ESPIELLO Ya ha acabado la treceava edición de Espiello y el festival sigue siendo un mosaico de vivencias enriquecedoras, que nos abren puertas a un mundo real a la par que imaginado por el objetivo de creadores que buscan reflejar la esencia de los sueños que persiguen. Nos asomamos al latido de lugares lejanos, habitados por gente cuya vida persigue metas semejantes a las de cualquiera de nosotros, encontrar la felicidad, el amor, la paz y el bienestar, pero en contextos muy diferentes, a veces extremos, a veces tan parecidos a los nuestros que los reconocemos y nos identificamos enseguida con ellos. Los documentales resultan una manera barata y gratificante de viajar, contemplar paisajes y conocer gente única, que acaba por formar parte de nuestro recuerdo. Esa niña siberiana que ayuda a su familia como si fuera adulta a sus tres años. Los adolescentes que sueñan con otra vida en mitad de basureros que constituyen su medio de vida. Mujeres viudas de la India que solo desean seguir viviendo con el afecto de los suyos, sin convertirse en apestadas o mendigas. Los mineros que mientras más hondo excavan para buscar una fortuna inalcanzable bajo tierra más desean una vida bajo el sol que se les niega. Tantos retazos de vidas han pasado por Espiello que es imposible recordarlos todos. Sí recordamos la inmensa humanidad de Marien Hassan y su extraordinaria voz, la presencia de Saura, de Patino, de Pilar Sampietro, de Juan Diego, maestros en su arte y que nos han visitado para dejar el halo de su presencia y el eco de sus palabras. Es una maravilla oír cómo se emocionan algunos de los premiados, con la humildad de quien regala su trabajo al azar y es recompensado con una pizca de reconocimiento a su esfuerzo. Que no sea en vano da ganas de seguir trabajando. También es estupendo saber que Espiello se valora en lugares lejanos y que tiene un prestigio que ni siquiera intuimos. Oírlo en boca de algunos directores deja un sabor dulce, imagino, a quienes año a año trabajan para que siga girando la rueda de la creatividad y el deseo de expresarse, de comunicarse a través de las imágenes.
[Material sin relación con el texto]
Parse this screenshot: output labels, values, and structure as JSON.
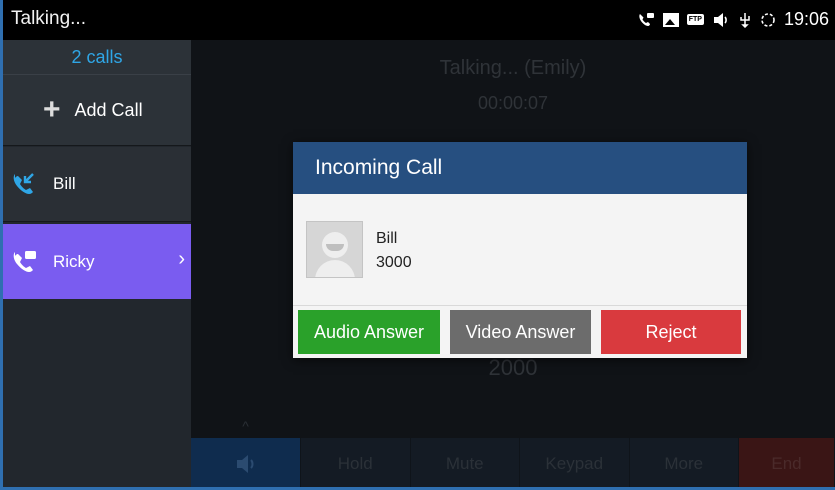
{
  "status_bar": {
    "title": "Talking...",
    "time": "19:06",
    "icons": [
      "voicemail-icon",
      "image-icon",
      "ftp-icon",
      "speaker-icon",
      "usb-icon",
      "sync-icon"
    ]
  },
  "left_panel": {
    "call_count": "2 calls",
    "add_call_label": "Add Call",
    "calls": [
      {
        "name": "Bill",
        "icon": "incoming-call-icon",
        "selected": false
      },
      {
        "name": "Ricky",
        "icon": "voicemail-call-icon",
        "selected": true
      }
    ]
  },
  "main": {
    "talking_with": "Talking... (Emily)",
    "timer": "00:00:07",
    "number_partial": "2000",
    "bottom_bar": [
      "Hold",
      "Mute",
      "Keypad",
      "More",
      "End"
    ]
  },
  "dialog": {
    "title": "Incoming Call",
    "caller_name": "Bill",
    "caller_number": "3000",
    "buttons": {
      "audio": "Audio Answer",
      "video": "Video Answer",
      "reject": "Reject"
    }
  },
  "colors": {
    "accent_purple": "#7a5cf0",
    "dialog_header": "#264f80",
    "answer_green": "#2aa12a",
    "reject_red": "#d93a3e",
    "count_blue": "#2fa6e6"
  }
}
Espiello se ha hecho adolescente y como tal está lleno de vitalidad. El apoyo del público es importante, aunque se echa a faltar una mayor presencia de jóvenes del Sobrarbe. Quizá deberíamos desde todos los ámbitos educativos, incluidas las bibliotecas promocionar un evento cultural tan importante para que pueda tener un relevo en el futuro.
Más cine por favor
¡Ah el cine¡ Siempre me gustó. Lo recuerdo desde que tengo uso de razón, cuando era un niño que cabía en el hueco de la gabardina de un viejo amigo de mi padre, Marín, republicano y sastre, además de vecino, que me pasaba de contrabando hasta el patio de butacas del cine de mi pueblo, donde me depositaba a salvo de cualquier marcha atrás. Me sentía en el paraíso frente a una pantalla inmensa que me envolvía por entero y grababa en mí las voces de doblaje de los primeros años sesenta. Mis amigos mayores se aventuraban a trepar por aquella platanera para colarse sin que Domingo, el portero, se diese cuenta. Las tardes de domingo las llenaba el cine al igual que lo hacía en la ficción de Amarcord de Fellini o en Cinema Paradise, donde casi nadie faltaba para ver los estrenos que anunciaban los cartones de fotos coloreadas o en blanco y negro a la puerta de la sala. El cine Sancha pertenecía al mismo dueño que  la fábrica de chorizos. Aunque era relativamente nuevo, el edificio estaba junto a un viejo palacio del siglo XVI que quizá pudo acoger a aquella reina, fuera la que fuese, que daba nombre al pueblo, Casalarriena. Cerca había otros pueblos con nombres que hoy me parecen extraños o singulares, pero que en aquel entonces me eran muy familiares. Zarratón, Tirgo, Cihuri, Briones, Cuzcurrita, Castañares, Herramélluri, Cellorigo eran nombres que se me grabaron para siempre en la memoria, como aquellos carteles del vestíbulo del cine Sancha que despedían hasta su propio olor, resumiendo en una sola imagen su enigmático contenido. Los cálidos y vivos colores de “Lo que el viento se llevó”, con un Clark Gable surgiendo de las llamas de Atlanta, llevando en sus brazos a Scarlett O´hara. Recuerdo el cartel de “El cochecito”, una comedia de Marco Ferrieri o “Raíces Profundas”, el famoso western de Alan Ladd. Recuerdo también haber visto “Flipper” el delfín, “Cinco semanas en globo” o una película extraña para mí, con tan solo cinco años, “Brigada 21”, con un Kirk Douglas en el papel de un policía atormentado. El bullicio de la sala, en la que se podían comer pipas y cacahuetes era de lo que más se disfrutaba. Aún no era el tiempo de las palomitas. Las películas de tiros, las americanas, parecían ser las favoritas de aquella gente que se congregaba cada tarde de domingo frente a la pantalla.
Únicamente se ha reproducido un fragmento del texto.